Brazil and China have a “unique opportunity” to boost their trade relationship, he said.

Bilateral trade exceeded $75 billion last year and expectations are that those commercial exchanges “will grow exponentially,” the Brazilian vice president said.

China has been Brazil’s largest trade partner and one of the main sources of foreign direct investment in the South American country since 2009. Brazil, meanwhile, is China’s top trading partner in Latin America.

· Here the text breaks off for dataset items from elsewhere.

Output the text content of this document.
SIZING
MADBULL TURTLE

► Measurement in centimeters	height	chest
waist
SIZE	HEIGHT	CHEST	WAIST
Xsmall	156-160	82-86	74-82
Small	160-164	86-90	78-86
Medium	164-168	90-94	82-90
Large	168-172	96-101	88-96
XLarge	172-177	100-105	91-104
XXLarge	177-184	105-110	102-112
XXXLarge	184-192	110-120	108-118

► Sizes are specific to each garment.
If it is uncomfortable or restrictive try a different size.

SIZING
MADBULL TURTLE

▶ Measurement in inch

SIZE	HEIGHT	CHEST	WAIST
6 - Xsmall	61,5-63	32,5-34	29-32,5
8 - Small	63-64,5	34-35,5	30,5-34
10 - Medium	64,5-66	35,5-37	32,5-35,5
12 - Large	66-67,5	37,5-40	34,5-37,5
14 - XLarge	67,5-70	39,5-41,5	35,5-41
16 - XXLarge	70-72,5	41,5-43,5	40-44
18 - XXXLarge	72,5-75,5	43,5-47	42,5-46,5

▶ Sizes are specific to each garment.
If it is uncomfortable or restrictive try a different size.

Brazilian exports to the world’s second-largest economy, which last year totaled $41.2 billion, thus far have been limited to a small group of raw materials including soy, according to Temer, who said Brazil now is seeking to diversify those sales and export products with more added value to China.

Temer, who met with China’s vice president, Li Yuanchao, and president, Xi Jinping, sat down with Brazilian and Chinese business leaders in the farm sector.

The vice president sought during his visit to convince Chinese authorities to lift a ban on Brazilian beef, imposed after a case of mad cow disease late last year, saying “we’re hoping for a very quick solution.”

In that regard, Brazilian Sen. Katia Abreu said that China’s General Administration of Quality Supervision, Inspection and Quarantine would send a delegation to the South American nation before Dec. 15 to examine refrigerated containers and verify that Brazilian beef is free of mad cow disease.